Sales of medical outpatient buildings have slumped to their lowest level in a decade, even as rents, pricing, and loan performance look exceptionally strong. Market participants point to a mix of political and economic disruption, higher interest rates, and limited buyer capacity, rather than weakening fundamentals, to explain the disconnect, suggesting that capital is cautious rather than abandoning the sector.
Why Deals Are So Scarce
“The slowdown in medical office building transactions in 2025 was largely a product of the political and economic disruption in the first half of the year, which created enough uncertainty to pause new investment,” says Jim Kornick, principal and co-leader of U.S. Healthcare Capital Markets at Avison Young. He adds that the market is still working through what the last few years mean for values and risk over the next three to five years, and that uncertainty is keeping some investors from moving aggressively even when they like the underlying story.
REITs have also stepped back. “I think the REITs have been selective on the sidelines or disposing medical buildings for the last 12 to 18 months,” Andrew Saba, managing director of Stockdale Capital Partners, told GlobeSt.com, noting that many newly formed joint ventures are not large enough to take down large portfolios. With interest rates higher, he says there have been fewer portfolio transactions, even as he emphasizes that the best assets are “holding up in pricing.”
Sean Maynard, co-lead of the healthcare real estate team at Brown Gibbons Lang & Company, describes an environment where “deals are getting done at a much higher clip than in the last few years, but it’s still not an easy fluid environment.” What would have been an “easy slam dunk” two or three years ago, he says, is now more difficult, underscoring how the bar for closing transactions has risen even as investor interest remains. Farrell Fritz Partner Michael Webb tells GlobeSt.com that he has already seen increased CRE activity during and after Q3 and is watching to see what final Q4 numbers show, adding that further Fed interest rate cuts could pull more capital off the sidelines.
Against that backdrop, sales volume during the first three quarters of 2025 was reportedly the lowest in ten years, according to data from RevistaMed.

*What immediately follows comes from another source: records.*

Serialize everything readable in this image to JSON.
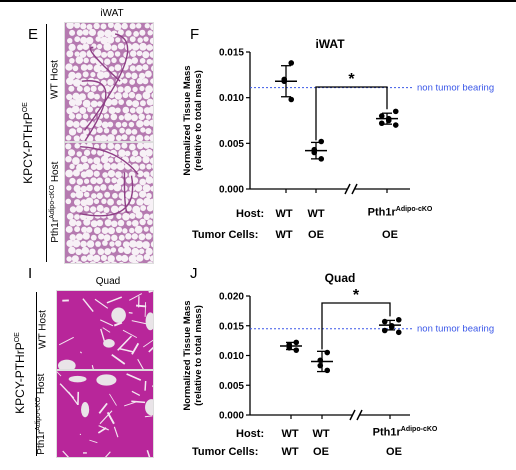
{
  "panels": {
    "E": {
      "letter": "E",
      "image_title": "iWAT",
      "row_labels": [
        "WT Host",
        "Pth1r"
      ],
      "row_label_sup": "Adipo-cKO",
      "row_label_suffix": " Host",
      "group_label": "KPCY-PTHrP",
      "group_label_sup": "OE"
    },
    "I": {
      "letter": "I",
      "image_title": "Quad",
      "row_labels": [
        "WT Host",
        "Pth1r"
      ],
      "row_label_sup": "Adipo-cKO",
      "row_label_suffix": " Host",
      "group_label": "KPCY-PTHrP",
      "group_label_sup": "OE"
    },
    "F": {
      "letter": "F",
      "host_label": "Host:",
      "tumor_label": "Tumor Cells:",
      "host_values": [
        "WT",
        "WT",
        "Pth1r"
      ],
      "host_sup": "Adipo-cKO",
      "tumor_values": [
        "WT",
        "OE",
        "OE"
      ]
    },
    "J": {
      "letter": "J",
      "host_label": "Host:",
      "tumor_label": "Tumor Cells:",
      "host_values": [
        "WT",
        "WT",
        "Pth1r"
      ],
      "host_sup": "Adipo-cKO",
      "tumor_values": [
        "WT",
        "OE",
        "OE"
      ]
    }
  },
  "chart_data": [
    {
      "type": "scatter",
      "title": "iWAT",
      "ylabel_lines": [
        "Normalized Tissue Mass",
        "(relative to total mass)"
      ],
      "ylim": [
        0,
        0.015
      ],
      "yticks": [
        0.0,
        0.005,
        0.01,
        0.015
      ],
      "ytick_labels": [
        "0.000",
        "0.005",
        "0.010",
        "0.015"
      ],
      "axis_break": true,
      "reference_line": {
        "value": 0.0111,
        "label": "non tumor bearing",
        "color": "#3a57e8",
        "style": "dotted"
      },
      "significance": {
        "label": "*",
        "between": [
          1,
          2
        ]
      },
      "groups": [
        {
          "points": [
            0.0138,
            0.012,
            0.0118,
            0.0098
          ],
          "mean": 0.0118,
          "sd": 0.0017
        },
        {
          "points": [
            0.0052,
            0.0043,
            0.004,
            0.0033
          ],
          "mean": 0.0042,
          "sd": 0.0009
        },
        {
          "points": [
            0.0085,
            0.008,
            0.0077,
            0.0075,
            0.0072,
            0.007
          ],
          "mean": 0.0077,
          "sd": 0.0006
        }
      ]
    },
    {
      "type": "scatter",
      "title": "Quad",
      "ylabel_lines": [
        "Normalized Tissue Mass",
        "(relative to total mass)"
      ],
      "ylim": [
        0,
        0.02
      ],
      "yticks": [
        0.0,
        0.005,
        0.01,
        0.015,
        0.02
      ],
      "ytick_labels": [
        "0.000",
        "0.005",
        "0.010",
        "0.015",
        "0.020"
      ],
      "axis_break": true,
      "reference_line": {
        "value": 0.0145,
        "label": "non tumor bearing",
        "color": "#3a57e8",
        "style": "dotted"
      },
      "significance": {
        "label": "*",
        "between": [
          1,
          2
        ]
      },
      "groups": [
        {
          "points": [
            0.0122,
            0.0118,
            0.0113,
            0.0109
          ],
          "mean": 0.0116,
          "sd": 0.0006
        },
        {
          "points": [
            0.0105,
            0.0092,
            0.0083,
            0.0075
          ],
          "mean": 0.009,
          "sd": 0.0017
        },
        {
          "points": [
            0.016,
            0.0157,
            0.015,
            0.0148,
            0.0142,
            0.0139
          ],
          "mean": 0.0151,
          "sd": 0.0008
        }
      ]
    }
  ]
}
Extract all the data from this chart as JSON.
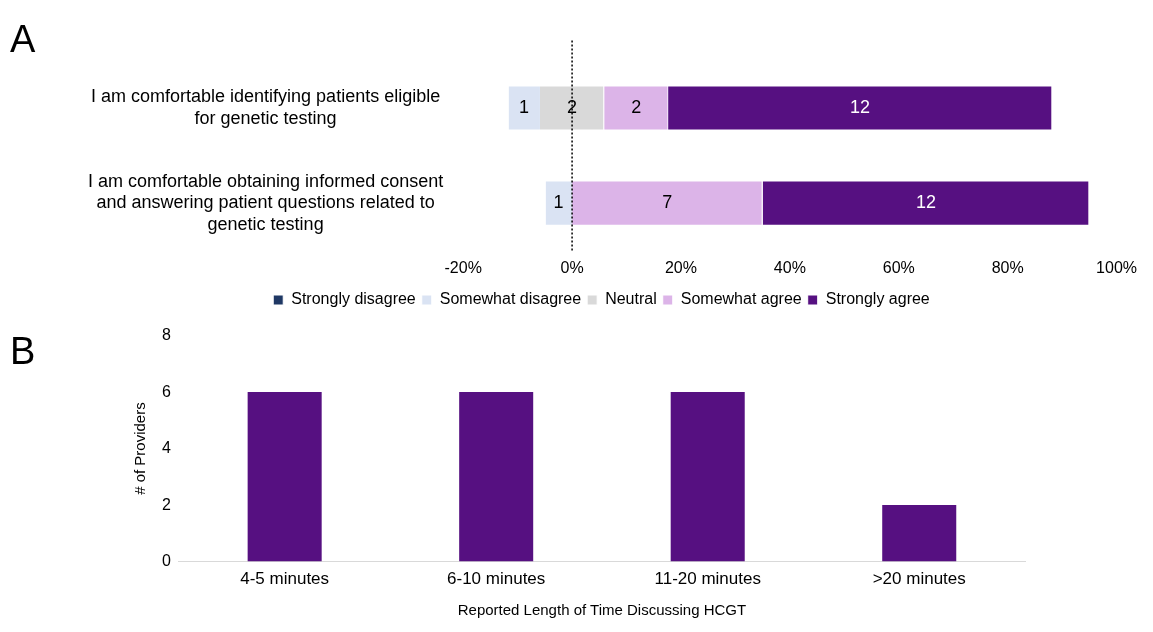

A first-half report from Brown Gibbons Lang & Company put the drop in sales volume across the first and second quarters at 19% compared with the prior year, a figure Cushman & Wakefield also cited. Those results reinforce the picture of an asset class that investors still covet but are trading far less frequently than earlier in the cycle.
Pricing, Rents And Loan Performance
Even as transaction counts fall, capital that does trade is paying up for quality. MOB investment in the third quarter reached $2.7 billion, a 27% increase from the prior quarter, bringing the trailing-four-quarter total to $9.4 billion when a strong fourth quarter of 2024 is included, according to CBRE. The average sales price was $298 per square foot, which CBRE reports is 51% higher than the $197 per square foot being achieved by traditional office buildings.
Debt performance underscores the sector’s resilience. Medical office loans have produced steady returns and rising revenues, and the delinquency rate for CMBS loans backed by medical office properties has been 6.15% compared with 11.31% for conventional office loans, according to Trepp data cited by GlobeSt.com. That spread highlights why lenders and bond investors continue to view medical office as a relatively safe harbor within the broader office universe.
Underlying Demand Remains Firm
Leasing metrics also point to healthy fundamentals. Average asking rents for medical outpatient buildings reached a record-high $25.20 per square foot in the third quarter, up 0.5% year-over-year, according to CBRE’s figures report. The quarter posted 624,000 square feet of positive net absorption, marking the second consecutive period of positive demand and reinforcing that tenants are still expanding in the space.
Taken together, the interviews and data suggest a market caught between strong, durable demand and a capital stack that is still recalibrating to higher rates and recent volatility. Investors, lenders, and advisors broadly agree that while 2025 transaction volumes have been surprisingly thin, the sector’s pricing power, rent growth, and loan performance continue to justify its favored status among defensive real estate plays.